The government seems to care very little about pressure from outside. Do you think the international community still has a role to play? If yes, how?

Ortega cares little about the international community, and this is a troubling sign of the metamorphosis of contemporary dictatorships, particularly those that rely on alliances with China, Russia, and Iran, as is the case with Nicaragua. These regimes deliberately reject international law and believe they have learned to evade sanctions by supporting one another. However, it would be a grave mistake to think that the international community has no role to play. On the contrary, I am convinced that the world’s strongest democracies must work in close coordination to exert greater collective pressure.

We need a democratic ecosystem that acts with more synergy - politically, economically, diplomatically, and even in terms of global security. If dictatorships are working together, then the political leaders of the free world must learn to find common ground in confronting these regimes and recognize them as a systemic threat that requires a unified response. For instance, Ortega is one of Vladimir Putin’s key allies in Latin America. We should not view that alliance as merely symbolic or rhetorical. Ortega should feel the full consequences of his ties with Russia.

What needs to happen for Nicaragua to find its way back to democracy and the rule of law?

The situation in Nicaragua is extraordinarily complex. Ortega controls all the instruments of repression, including the police, the military, and thousands of armed loyalists from his party. He has wielded terror in ways that even surpass the dictatorships of Nicaragua's past. However, while the short-term outlook may seem bleak, the truth is that Ortega has never been as unpopular as he is now, even within his own party base. The most optimistic analyses estimate his support at 13%, though I believe it’s even lower. Levels of discontent are extremely high.

Moreover, Ortega has created such an extreme personality cult that he has left his own movement without a clear line of succession. Overcoming this dictatorship won’t be easy, and it will likely require navigating through a traumatic scenario first. To achieve this, four fundamental conditions must be met: being ready to seize the crisis that may be looming as an opportunity for change, opposition leaderships working together beyond ideological divisions, a population willing to take to the streets again, and the solidarity of the international community at the crucial moment.

Thinking ahead, how optimistic are you when you try to imagine Nicaragua’s future?

For anyone embarking on this journey of civic struggle to reclaim freedom, it is crucial not to lose the battle of hope. Many battles may be lost, but never the battle of hope. That’s why I remain an unshakable optimist. Even in the darkest moments, the human spirit’s yearning for freedom and justice remains unbreakable. I am driven by the belief that most people are good-hearted and noble, even those who have, at times, been swayed by opposing ideologies. I will never stop longing for a country of tolerance and freedom, where everyone, regardless of our differences, can live together in peace.

If there was a regime change and you got your citizenship back, would you return and try to become president again?

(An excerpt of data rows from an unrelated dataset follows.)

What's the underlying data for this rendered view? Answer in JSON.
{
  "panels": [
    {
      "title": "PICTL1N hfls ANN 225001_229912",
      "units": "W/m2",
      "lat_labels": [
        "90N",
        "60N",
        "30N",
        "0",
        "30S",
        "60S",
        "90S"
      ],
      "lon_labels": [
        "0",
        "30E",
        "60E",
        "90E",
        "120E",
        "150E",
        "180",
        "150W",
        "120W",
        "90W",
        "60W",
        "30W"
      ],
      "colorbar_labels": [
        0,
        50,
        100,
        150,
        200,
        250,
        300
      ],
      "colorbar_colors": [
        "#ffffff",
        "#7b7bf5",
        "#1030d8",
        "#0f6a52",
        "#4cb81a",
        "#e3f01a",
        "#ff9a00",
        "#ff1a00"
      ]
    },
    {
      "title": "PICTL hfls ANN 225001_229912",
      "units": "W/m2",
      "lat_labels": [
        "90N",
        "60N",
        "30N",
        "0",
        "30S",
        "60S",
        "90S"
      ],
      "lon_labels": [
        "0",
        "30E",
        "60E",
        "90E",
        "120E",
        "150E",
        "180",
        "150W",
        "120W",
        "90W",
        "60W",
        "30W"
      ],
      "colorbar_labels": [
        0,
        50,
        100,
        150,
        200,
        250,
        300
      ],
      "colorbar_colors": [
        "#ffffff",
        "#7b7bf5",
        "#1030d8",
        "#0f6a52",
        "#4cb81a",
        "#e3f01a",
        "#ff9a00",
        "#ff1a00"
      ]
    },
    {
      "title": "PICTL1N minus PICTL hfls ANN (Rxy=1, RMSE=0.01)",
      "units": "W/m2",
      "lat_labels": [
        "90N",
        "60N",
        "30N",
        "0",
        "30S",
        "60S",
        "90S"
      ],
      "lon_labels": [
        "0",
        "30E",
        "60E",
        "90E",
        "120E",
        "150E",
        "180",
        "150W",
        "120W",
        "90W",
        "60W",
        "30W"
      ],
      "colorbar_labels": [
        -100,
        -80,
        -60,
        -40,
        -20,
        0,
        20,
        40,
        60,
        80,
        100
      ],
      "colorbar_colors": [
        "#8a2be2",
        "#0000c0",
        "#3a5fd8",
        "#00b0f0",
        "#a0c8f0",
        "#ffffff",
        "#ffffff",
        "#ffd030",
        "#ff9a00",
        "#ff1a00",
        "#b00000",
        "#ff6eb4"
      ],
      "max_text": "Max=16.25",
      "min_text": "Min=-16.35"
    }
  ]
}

The pursuit of the presidency has never been my primary goal, but in recent years, I felt a moral imperative to step up and lead a movement for democratic change under very difficult circumstances. One positive outcome of this crisis is the rise of many young Nicaraguan leaders who are both enthusiastic and capable. My deepest hope is to return to Nicaragua and contribute to the democratic reconstruction of my country, serving in whatever capacity best aligns with the aspirations of a people who have suffered greatly yet remain steadfast in their desire for freedom. I have faith that this will come to pass.